I want you to see in Josiah’s craving for God, his compliant humility toward God, and his complete submission to God’s word, a divinely purposeful projection of the greater than Josiah, the greater Son of David, our Lord Jesus Christ. Listen to our Lord’s own words: “Truly, truly, I say to you, the Son can do nothing of his own accord, but only what he sees the Father doing. For whatever the Father does, that the Son does likewise” (John 5.19). “I can do nothing on my own. As I hear, I judge, and my judgment is just, because I seek not my own will but the will of him who sent me” (John 5.30). “When you have lifted up the Son of Man, then you will know that I am he, and that I do nothing on my own authority, but speak just as the Father taught me. And he who sent me is with me. He has not left me alone, for I always do the things that are pleasing to him” (John 8.28-29). Therefore, listen carefully to his invitation to you: “All things have been handed over to me by my Father, and no one knows the Son except the Father, and no one knows the Father except the Son and anyone to whom the Son chooses to reveal him. Come to me, all who labor and are heavy laden, and I will give you rest. Take my yoke upon you, and learn from me, for I am gentle and lowly in heart, and you will find rest for your souls. For my yoke is easy, and my burden is light” (Matthew 11.27-30).

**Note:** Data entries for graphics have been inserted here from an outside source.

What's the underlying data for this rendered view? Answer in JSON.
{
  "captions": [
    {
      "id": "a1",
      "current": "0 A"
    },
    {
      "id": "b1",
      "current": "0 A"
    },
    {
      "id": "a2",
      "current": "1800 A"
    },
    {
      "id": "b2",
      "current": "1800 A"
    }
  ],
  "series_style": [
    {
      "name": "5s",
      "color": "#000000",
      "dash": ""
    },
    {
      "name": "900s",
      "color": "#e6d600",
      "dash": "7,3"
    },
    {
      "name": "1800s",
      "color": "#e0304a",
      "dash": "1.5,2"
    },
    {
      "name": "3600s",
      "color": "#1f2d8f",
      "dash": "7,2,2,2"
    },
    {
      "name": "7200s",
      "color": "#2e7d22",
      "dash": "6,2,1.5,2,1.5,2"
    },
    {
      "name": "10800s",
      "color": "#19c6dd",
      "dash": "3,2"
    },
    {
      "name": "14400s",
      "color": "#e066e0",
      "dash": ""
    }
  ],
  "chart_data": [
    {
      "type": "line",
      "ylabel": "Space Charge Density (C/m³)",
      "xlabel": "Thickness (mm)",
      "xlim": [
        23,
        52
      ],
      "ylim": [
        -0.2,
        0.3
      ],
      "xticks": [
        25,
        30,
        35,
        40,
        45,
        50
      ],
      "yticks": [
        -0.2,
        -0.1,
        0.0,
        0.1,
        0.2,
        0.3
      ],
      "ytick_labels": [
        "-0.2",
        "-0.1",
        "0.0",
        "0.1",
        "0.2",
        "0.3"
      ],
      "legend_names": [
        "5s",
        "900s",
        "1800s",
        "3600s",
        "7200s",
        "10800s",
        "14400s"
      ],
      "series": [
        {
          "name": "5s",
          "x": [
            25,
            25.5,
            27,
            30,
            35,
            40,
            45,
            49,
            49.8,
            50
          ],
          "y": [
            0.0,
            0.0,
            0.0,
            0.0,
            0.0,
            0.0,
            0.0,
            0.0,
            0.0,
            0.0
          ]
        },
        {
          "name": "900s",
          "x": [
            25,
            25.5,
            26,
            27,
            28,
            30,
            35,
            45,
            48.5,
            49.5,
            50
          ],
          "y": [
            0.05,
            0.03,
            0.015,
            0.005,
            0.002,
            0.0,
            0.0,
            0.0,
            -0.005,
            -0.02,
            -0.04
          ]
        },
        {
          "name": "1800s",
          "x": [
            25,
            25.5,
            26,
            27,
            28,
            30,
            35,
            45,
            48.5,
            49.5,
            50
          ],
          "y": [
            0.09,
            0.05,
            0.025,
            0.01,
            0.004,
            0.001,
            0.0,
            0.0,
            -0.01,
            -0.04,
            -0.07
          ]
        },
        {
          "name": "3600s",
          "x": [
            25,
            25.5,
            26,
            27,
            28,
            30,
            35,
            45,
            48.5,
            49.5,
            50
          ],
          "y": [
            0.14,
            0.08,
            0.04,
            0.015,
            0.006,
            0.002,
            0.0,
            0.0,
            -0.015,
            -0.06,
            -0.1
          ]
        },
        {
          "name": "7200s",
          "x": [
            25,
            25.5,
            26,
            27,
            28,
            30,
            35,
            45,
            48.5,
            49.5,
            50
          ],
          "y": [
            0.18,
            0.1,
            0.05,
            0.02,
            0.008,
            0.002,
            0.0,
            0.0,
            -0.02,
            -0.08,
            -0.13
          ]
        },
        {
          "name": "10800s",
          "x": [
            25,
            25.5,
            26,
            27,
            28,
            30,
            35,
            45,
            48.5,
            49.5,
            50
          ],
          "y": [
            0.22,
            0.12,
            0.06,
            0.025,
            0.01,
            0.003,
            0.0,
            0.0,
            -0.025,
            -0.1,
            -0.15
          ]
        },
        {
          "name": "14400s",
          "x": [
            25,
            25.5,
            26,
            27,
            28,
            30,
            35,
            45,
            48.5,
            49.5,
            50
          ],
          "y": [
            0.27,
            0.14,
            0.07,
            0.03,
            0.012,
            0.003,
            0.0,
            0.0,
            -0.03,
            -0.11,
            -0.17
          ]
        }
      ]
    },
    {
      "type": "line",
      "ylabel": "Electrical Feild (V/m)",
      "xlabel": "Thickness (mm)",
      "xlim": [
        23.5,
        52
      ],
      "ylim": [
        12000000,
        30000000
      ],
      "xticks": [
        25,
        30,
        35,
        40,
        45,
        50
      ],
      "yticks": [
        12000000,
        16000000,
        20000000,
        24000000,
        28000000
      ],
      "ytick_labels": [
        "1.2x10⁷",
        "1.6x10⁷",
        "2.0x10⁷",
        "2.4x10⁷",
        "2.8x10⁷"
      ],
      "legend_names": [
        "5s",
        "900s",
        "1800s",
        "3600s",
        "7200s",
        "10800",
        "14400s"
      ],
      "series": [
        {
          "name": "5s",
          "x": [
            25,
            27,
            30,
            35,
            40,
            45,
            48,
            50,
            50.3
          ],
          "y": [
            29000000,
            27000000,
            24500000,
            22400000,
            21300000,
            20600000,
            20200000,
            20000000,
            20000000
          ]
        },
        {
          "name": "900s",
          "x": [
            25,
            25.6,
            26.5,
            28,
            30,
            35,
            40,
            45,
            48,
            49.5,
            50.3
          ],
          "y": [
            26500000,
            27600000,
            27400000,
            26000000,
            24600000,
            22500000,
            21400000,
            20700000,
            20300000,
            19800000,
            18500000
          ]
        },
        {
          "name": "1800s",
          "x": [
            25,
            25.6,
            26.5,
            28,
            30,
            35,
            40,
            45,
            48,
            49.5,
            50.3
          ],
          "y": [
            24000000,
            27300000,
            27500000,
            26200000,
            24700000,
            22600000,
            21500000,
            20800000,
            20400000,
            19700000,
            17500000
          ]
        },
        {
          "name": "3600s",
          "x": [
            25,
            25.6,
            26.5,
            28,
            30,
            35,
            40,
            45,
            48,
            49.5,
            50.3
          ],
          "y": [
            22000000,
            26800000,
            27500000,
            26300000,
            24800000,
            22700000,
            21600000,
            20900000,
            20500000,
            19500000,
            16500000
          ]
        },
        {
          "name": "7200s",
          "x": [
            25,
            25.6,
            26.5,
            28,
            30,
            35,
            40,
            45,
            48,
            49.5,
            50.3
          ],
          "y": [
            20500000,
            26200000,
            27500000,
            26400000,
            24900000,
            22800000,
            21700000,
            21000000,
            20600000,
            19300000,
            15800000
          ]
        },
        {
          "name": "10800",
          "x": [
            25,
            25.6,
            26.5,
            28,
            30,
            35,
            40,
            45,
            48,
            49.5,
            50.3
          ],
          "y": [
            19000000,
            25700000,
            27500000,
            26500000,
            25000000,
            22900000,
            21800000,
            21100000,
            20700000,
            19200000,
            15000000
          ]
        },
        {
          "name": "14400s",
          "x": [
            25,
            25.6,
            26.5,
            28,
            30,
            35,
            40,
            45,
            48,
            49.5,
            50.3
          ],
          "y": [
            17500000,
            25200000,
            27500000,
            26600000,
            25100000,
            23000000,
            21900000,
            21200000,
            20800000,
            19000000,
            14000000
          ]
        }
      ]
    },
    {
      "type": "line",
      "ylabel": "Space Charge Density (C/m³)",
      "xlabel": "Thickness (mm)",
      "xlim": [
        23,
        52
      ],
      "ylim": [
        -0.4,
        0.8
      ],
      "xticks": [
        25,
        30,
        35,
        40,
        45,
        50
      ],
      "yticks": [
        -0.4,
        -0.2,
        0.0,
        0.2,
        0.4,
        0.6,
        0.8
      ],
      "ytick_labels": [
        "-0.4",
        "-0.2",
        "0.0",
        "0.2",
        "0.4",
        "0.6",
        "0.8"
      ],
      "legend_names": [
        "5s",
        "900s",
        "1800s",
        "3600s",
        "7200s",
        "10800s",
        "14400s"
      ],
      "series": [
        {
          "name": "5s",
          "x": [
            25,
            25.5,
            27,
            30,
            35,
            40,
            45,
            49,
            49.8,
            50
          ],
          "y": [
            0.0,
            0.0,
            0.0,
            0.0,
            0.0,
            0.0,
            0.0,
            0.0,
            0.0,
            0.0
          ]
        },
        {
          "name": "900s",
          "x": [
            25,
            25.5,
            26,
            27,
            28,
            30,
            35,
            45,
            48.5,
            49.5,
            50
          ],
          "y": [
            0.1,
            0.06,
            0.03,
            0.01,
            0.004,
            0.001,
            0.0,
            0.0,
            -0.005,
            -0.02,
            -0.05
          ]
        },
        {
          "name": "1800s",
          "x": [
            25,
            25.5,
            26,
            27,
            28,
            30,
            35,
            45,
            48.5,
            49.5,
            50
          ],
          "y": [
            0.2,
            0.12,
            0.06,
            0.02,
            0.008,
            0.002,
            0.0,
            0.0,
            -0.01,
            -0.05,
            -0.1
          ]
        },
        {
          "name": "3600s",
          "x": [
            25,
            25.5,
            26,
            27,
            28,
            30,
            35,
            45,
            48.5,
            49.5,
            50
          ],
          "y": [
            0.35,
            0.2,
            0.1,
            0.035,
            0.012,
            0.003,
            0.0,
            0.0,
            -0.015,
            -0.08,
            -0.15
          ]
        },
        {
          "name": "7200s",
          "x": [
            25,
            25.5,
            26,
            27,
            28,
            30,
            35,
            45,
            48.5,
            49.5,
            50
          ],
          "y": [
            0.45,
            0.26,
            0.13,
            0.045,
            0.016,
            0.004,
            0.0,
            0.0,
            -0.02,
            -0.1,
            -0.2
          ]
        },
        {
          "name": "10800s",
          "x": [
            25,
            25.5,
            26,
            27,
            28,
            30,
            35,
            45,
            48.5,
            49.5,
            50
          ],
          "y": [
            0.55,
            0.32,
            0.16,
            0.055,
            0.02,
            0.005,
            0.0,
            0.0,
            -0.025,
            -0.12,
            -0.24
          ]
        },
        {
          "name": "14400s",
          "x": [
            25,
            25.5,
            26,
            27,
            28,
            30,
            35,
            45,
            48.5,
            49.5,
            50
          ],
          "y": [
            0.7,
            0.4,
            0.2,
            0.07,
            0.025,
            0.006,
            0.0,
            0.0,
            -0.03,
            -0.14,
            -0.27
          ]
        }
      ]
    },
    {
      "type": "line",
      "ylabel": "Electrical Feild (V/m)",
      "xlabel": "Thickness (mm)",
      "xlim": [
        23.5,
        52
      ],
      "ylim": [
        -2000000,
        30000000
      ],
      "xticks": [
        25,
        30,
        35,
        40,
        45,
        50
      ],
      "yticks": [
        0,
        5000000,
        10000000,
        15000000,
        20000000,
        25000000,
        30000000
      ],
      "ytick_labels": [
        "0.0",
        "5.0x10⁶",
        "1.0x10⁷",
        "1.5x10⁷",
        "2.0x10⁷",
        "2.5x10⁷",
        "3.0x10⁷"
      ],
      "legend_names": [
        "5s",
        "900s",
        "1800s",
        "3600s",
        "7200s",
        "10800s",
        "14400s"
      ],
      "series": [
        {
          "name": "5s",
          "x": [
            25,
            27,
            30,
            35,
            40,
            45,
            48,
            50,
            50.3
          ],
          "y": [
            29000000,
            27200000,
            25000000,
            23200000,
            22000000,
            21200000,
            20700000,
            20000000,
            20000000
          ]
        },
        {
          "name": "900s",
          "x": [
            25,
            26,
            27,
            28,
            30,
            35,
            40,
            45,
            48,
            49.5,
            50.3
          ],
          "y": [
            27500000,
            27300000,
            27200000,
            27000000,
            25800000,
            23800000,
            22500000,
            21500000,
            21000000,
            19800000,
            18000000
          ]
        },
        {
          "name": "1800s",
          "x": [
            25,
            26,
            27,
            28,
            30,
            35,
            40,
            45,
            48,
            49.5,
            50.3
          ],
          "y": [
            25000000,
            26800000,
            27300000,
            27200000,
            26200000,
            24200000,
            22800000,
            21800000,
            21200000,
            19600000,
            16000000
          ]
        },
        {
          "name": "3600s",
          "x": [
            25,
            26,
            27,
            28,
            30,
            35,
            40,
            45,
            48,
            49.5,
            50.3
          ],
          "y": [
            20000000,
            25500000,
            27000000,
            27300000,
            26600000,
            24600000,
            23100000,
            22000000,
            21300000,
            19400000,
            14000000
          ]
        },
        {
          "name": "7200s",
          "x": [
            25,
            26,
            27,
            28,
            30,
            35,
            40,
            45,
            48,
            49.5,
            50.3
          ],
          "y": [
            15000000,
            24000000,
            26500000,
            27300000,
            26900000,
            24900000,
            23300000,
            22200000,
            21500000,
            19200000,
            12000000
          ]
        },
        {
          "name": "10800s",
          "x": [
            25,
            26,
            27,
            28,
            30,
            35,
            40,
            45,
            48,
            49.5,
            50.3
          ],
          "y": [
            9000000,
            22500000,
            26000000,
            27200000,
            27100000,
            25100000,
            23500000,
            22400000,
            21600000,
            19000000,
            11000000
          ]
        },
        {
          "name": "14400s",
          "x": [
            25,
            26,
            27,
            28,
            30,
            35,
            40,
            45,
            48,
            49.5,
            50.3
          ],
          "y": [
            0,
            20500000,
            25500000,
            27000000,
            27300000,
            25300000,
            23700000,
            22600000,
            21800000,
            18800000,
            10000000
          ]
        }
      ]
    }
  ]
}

There is a further hopefulness and enticement in this story: The quickness, the willingness, and the firmness of God’s kindness and love - “Who is a God like you, pardoning iniquity and passing over transgression for the remnant of his inheritance? He does not retain his anger forever, because he delights in steadfast love. He will again have compassion on us; he will tread our iniquities underfoot. You will cast all our sins into the depths of the sea” (Micah 7.18-19).  “For thus says the High and Lofty One Who inhabits eternity, whose name is Holy: “I dwell in the high and holy place, With him who has a contrite and humble spirit, To revive the spirit of the humble, And to revive the heart of the contrite ones” (Isaiah 57:15). 2 Chronicles 7.14.

Young men, young women; teenagers, pre-teens, kids – Josiah is firm proof that God loves having people your age to come to him, seek him, draw near to him – and he will receive you. Like Josiah, seek to the God of your fathers, seek him young, seek him early.

One consequence of our failure to see clearly the true nature of revival is that we wait for years for some supernatural manifestation that never comes, overlooking completely our own individual place in the desired awakening” (A. W. Tozer, The Size of the Soul).


Revive your church, O Lord, beginning with me!